Na Bienal do Livro do ano passado, tentou, de forma patética, censurar um gibi, no qual dois rapazes se beijavam na boca. A patuscada foi à breca. O obscurantismo homofóbico, de raiz religiosa, apenas atraiu a atenção para a publicação, que bateu recordes de vendagem.

Sobre as tragédias das chuvas torrenciais de verão, rotina na paisagem carioca, Crivella tem pouco a dizer. Fora cometer piadas de gosto duvidoso (como a criação do programa Balsa Família para os atingidos pelas tragédias hídricas), demonstra ser um péssimo administrador. Nos dois primeiros anos de mandato, reduziu em 71% os gastos com prevenção de enchentes. Na inundação mais recente, fugiu de suas responsabilidades pelo caminho rasteiro da leviandade. Sugeriu que os cariocas moram em áreas de risco por opção: “As pessoas gostam de morar ali perto porque gastam menos tubo para colocar cocô e xixi para ficar livre daquilo”. O troco veio rápido. Ao visitar Realengo, bairro devastado, jogaram-lhe uma bola de lama. Pena que não tinham material mais orgânico e malcheiroso à mão.

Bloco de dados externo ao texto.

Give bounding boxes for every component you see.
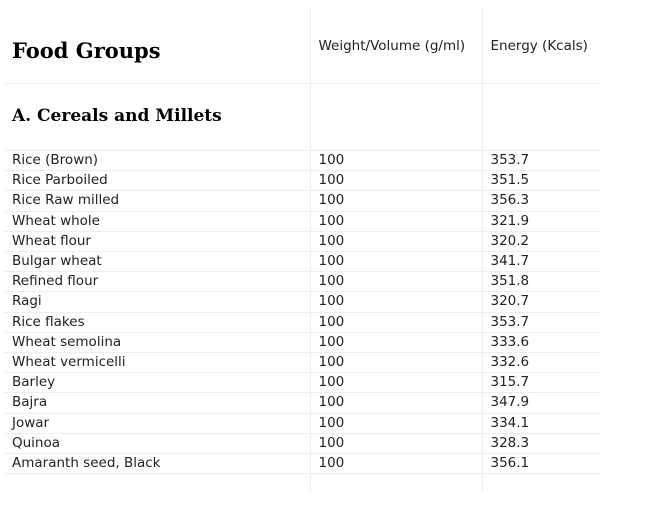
weight-cell: 100 <box>310 170 483 192</box>
table-header-row: Food Groups Weight/Volume (g/ml) Energy … <box>4 6 601 84</box>
table-row: Jowar 100 334.1 <box>4 413 601 434</box>
weight-cell: 100 <box>310 291 483 313</box>
energy-cell: 353.7 <box>482 150 601 172</box>
energy-cell: 334.1 <box>482 413 601 434</box>
trailing-empty-cell <box>482 474 601 493</box>
weight-cell: 100 <box>310 392 483 414</box>
energy-cell: 320.7 <box>482 291 601 313</box>
table-row: Bajra 100 347.9 <box>4 392 601 414</box>
weight-cell: 100 <box>310 190 483 212</box>
weight-cell: 100 <box>310 453 483 475</box>
food-energy-table-sheet: Food Groups Weight/Volume (g/ml) Energy … <box>4 6 601 496</box>
food-name-cell: Wheat whole <box>4 211 311 232</box>
table-row: Rice flakes 100 353.7 <box>4 312 601 333</box>
energy-cell: 333.6 <box>482 332 601 354</box>
energy-cell: 332.6 <box>482 352 601 374</box>
food-name-cell: Ragi <box>4 291 311 313</box>
table-row: Ragi 100 320.7 <box>4 291 601 313</box>
food-energy-table: Food Groups Weight/Volume (g/ml) Energy … <box>4 6 601 493</box>
weight-cell: 100 <box>310 150 483 172</box>
energy-cell: 356.1 <box>482 453 601 475</box>
food-name-cell: Amaranth seed, Black <box>4 453 311 475</box>
table-row: Wheat flour 100 320.2 <box>4 231 601 253</box>
weight-cell: 100 <box>310 211 483 232</box>
food-name-cell: Rice Parboiled <box>4 170 311 192</box>
food-name-cell: Bajra <box>4 392 311 414</box>
section-row-cereals: A. Cereals and Millets <box>4 83 601 151</box>
trailing-empty-cell <box>310 473 483 493</box>
weight-cell: 100 <box>310 352 483 374</box>
food-name-cell: Jowar <box>4 413 311 434</box>
food-name-cell: Quinoa <box>4 433 311 455</box>
table-row: Wheat vermicelli 100 332.6 <box>4 352 601 374</box>
energy-cell: 320.2 <box>482 231 601 253</box>
food-name-cell: Rice Raw milled <box>4 190 311 212</box>
table-row: Barley 100 315.7 <box>4 372 601 394</box>
section-title-cell: A. Cereals and Millets <box>4 83 311 151</box>
food-name-cell: Wheat vermicelli <box>4 352 311 374</box>
trailing-empty-cell <box>4 473 311 493</box>
weight-cell: 100 <box>310 271 483 293</box>
weight-cell: 100 <box>310 251 483 273</box>
energy-cell: 321.9 <box>482 211 601 232</box>
energy-cell: 315.7 <box>482 372 601 394</box>
weight-cell: 100 <box>310 332 483 354</box>
section-empty-cell <box>310 83 483 151</box>
table-row: Rice Raw milled 100 356.3 <box>4 190 601 212</box>
energy-cell: 353.7 <box>482 312 601 333</box>
energy-cell: 347.9 <box>482 392 601 414</box>
weight-cell: 100 <box>310 312 483 333</box>
header-cell-food-groups: Food Groups <box>4 6 311 84</box>
food-name-cell: Wheat flour <box>4 231 311 253</box>
section-title: A. Cereals and Millets <box>12 105 222 126</box>
food-groups-heading: Food Groups <box>12 37 161 63</box>
food-name-cell: Rice (Brown) <box>4 150 311 172</box>
food-name-cell: Barley <box>4 372 311 394</box>
food-name-cell: Refined flour <box>4 271 311 293</box>
weight-cell: 100 <box>310 372 483 394</box>
table-row: Wheat whole 100 321.9 <box>4 211 601 232</box>
section-empty-cell <box>482 83 601 151</box>
energy-cell: 351.8 <box>482 271 601 293</box>
weight-cell: 100 <box>310 413 483 434</box>
table-trailing-row <box>4 473 601 493</box>
energy-cell: 351.5 <box>482 170 601 192</box>
table-row: Quinoa 100 328.3 <box>4 433 601 455</box>
table-row: Amaranth seed, Black 100 356.1 <box>4 453 601 475</box>
table-row: Rice (Brown) 100 353.7 <box>4 150 601 172</box>
food-name-cell: Wheat semolina <box>4 332 311 354</box>
food-name-cell: Bulgar wheat <box>4 251 311 273</box>
food-name-cell: Rice flakes <box>4 312 311 333</box>
header-cell-weight-volume: Weight/Volume (g/ml) <box>310 6 483 84</box>
energy-cell: 341.7 <box>482 251 601 273</box>
table-row: Refined flour 100 351.8 <box>4 271 601 293</box>
table-row: Wheat semolina 100 333.6 <box>4 332 601 354</box>
table-row: Rice Parboiled 100 351.5 <box>4 170 601 192</box>
weight-cell: 100 <box>310 231 483 253</box>
weight-cell: 100 <box>310 433 483 455</box>
energy-cell: 356.3 <box>482 190 601 212</box>
header-cell-energy: Energy (Kcals) <box>482 6 601 84</box>
energy-cell: 328.3 <box>482 433 601 455</box>
table-row: Bulgar wheat 100 341.7 <box>4 251 601 273</box>
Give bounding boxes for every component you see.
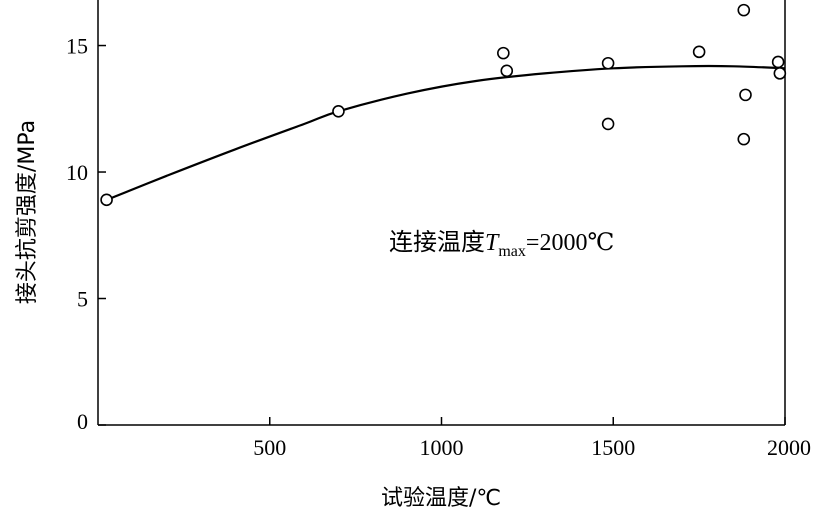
x-tick-label: 1000 (420, 435, 464, 460)
y-axis-title: 接头抗剪强度/MPa (15, 120, 40, 304)
data-point (601, 56, 615, 70)
data-point (601, 117, 615, 131)
x-axis-title: 试验温度/℃ (381, 486, 501, 511)
y-tick-label: 0 (77, 409, 88, 434)
x-tick-label: 500 (253, 435, 286, 460)
annotation-symbol: T (485, 230, 500, 256)
data-point (497, 46, 510, 60)
data-point (737, 132, 751, 146)
data-point (692, 45, 706, 59)
plot-area (97, 0, 786, 426)
data-points (100, 3, 787, 207)
data-point (332, 105, 345, 118)
axis-tick-labels: 500 1000 1500 2000 0 5 10 15 (66, 34, 811, 460)
y-tick-label: 15 (66, 34, 88, 59)
fit-curve-line (106, 64, 786, 201)
annotation-suffix: =2000℃ (526, 230, 614, 256)
y-tick-label: 10 (66, 160, 88, 185)
data-point (100, 193, 113, 207)
x-tick-label: 1500 (591, 435, 635, 460)
data-point (773, 67, 787, 80)
axis-ticks (98, 44, 786, 426)
annotation-prefix: 连接温度 (389, 228, 485, 256)
x-tick-label: 2000 (767, 435, 811, 460)
data-point (771, 55, 785, 69)
data-point (739, 88, 752, 102)
data-point (737, 3, 751, 17)
data-point (500, 64, 514, 78)
annotation-text: 连接温度Tmax=2000℃ (389, 228, 614, 260)
y-tick-label: 5 (77, 287, 88, 312)
annotation-subscript: max (498, 243, 526, 260)
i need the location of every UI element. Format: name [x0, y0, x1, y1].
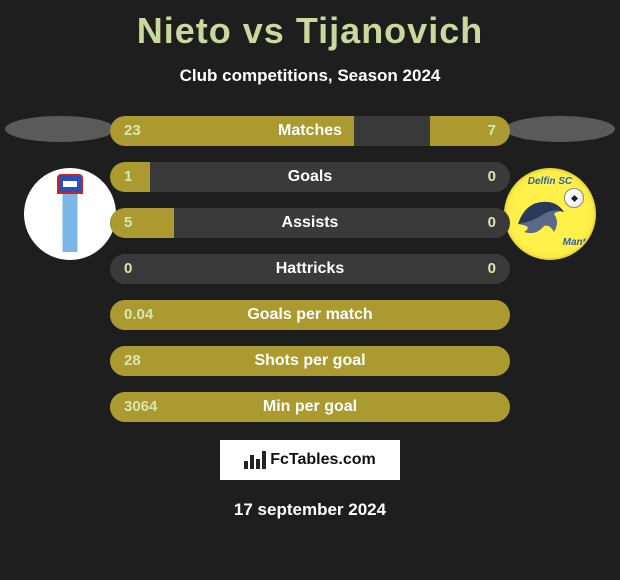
stat-row: 50Assists — [110, 208, 510, 238]
bar-chart-icon — [244, 451, 266, 469]
brand-badge[interactable]: FcTables.com — [220, 440, 400, 480]
stat-row: 10Goals — [110, 162, 510, 192]
stat-row: 237Matches — [110, 116, 510, 146]
soccer-ball-icon — [564, 188, 584, 208]
stat-row: 00Hattricks — [110, 254, 510, 284]
jersey-icon — [51, 194, 89, 252]
stats-bars: 237Matches 10Goals 50Assists 00Hattricks 0.0… — [110, 116, 510, 438]
player-shadow-right — [505, 116, 615, 142]
date-label: 17 september 2024 — [0, 500, 620, 520]
stat-label: Assists — [110, 208, 510, 238]
page-title: Nieto vs Tijanovich — [0, 0, 620, 52]
stat-row: 0.04Goals per match — [110, 300, 510, 330]
stat-label: Shots per goal — [110, 346, 510, 376]
stat-row: 3064Min per goal — [110, 392, 510, 422]
brand-text: FcTables.com — [270, 451, 376, 469]
club-right-name-bot: Mant — [563, 237, 586, 248]
club-logo-right: Delfin SC Mant — [504, 168, 596, 260]
club-right-name-top: Delfin SC — [506, 176, 594, 187]
stat-label: Goals — [110, 162, 510, 192]
stat-label: Goals per match — [110, 300, 510, 330]
stat-label: Hattricks — [110, 254, 510, 284]
stat-label: Min per goal — [110, 392, 510, 422]
stat-row: 28Shots per goal — [110, 346, 510, 376]
stat-label: Matches — [110, 116, 510, 146]
player-shadow-left — [5, 116, 115, 142]
subtitle: Club competitions, Season 2024 — [0, 66, 620, 86]
club-logo-left — [24, 168, 116, 260]
shield-icon — [57, 174, 83, 194]
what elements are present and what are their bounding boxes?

Politicamente, é um oportunista de velha cepa. Depois de servir ao governo Dilma, agora trata de curvar a espinha para as tropas bolsoneiras, tentando reeleger-se em outubro. Dançou com Jair Messias num ato evangélico, a quem elogiou pela “personalidade irradiante”. Venderá a alma ao Demo para seguir maltratando minha cidade.

Foi esta a sumidade premiada pela Fierj. Para os não iniciados, é importante saber que a federação tem baixa representatividade eleitoral. Suas eleições, em geral com chapa única, têm participação pífia da comunidade judaica. As atividades são essencialmente assistencialistas e burocráticas. Deve ter se escudado em artigos do estatuto, que falam em “defender interesses da comunidade judaica”, para polir a imagem de um político que só merece desprezo e ostracismo. Quem define os interesses comunitários ? São de conhecimento público ?

Por tudo isso, considero inaceitável a homenagem prestada ao bispo Crivella por uma entidade que se declara representante dos judeus do Estado do Rio de Janeiro.

Acuso a Fierj de comprometer a imagem dos judeus, ao celebrar “amizade” com um político desprezado pela maioria dos cariocas.

Acuso a Fierj de insensibilidade, por destacar “conquistas para a comunidade judaica” e ignorar a tragédia administrativa, política e social que é a gestão do bispo Crivella. A imagem que passa é a de que um gueto de privilégios vale mais do que o sofrimento da maior parte do povo do Rio. Pior: passa a impressão, de resto completamente falsa, de que a totalidade dos judeus apoia suas atitudes. A comunidade judaica é heterogênea, e parte dela já se manifestou publicamente contra a entrega da medalha.

Acuso a Fierj de exaltar uma personalidade que ofende a República, ao tornar indiferenciados os campos de atuação do Estado e da religião.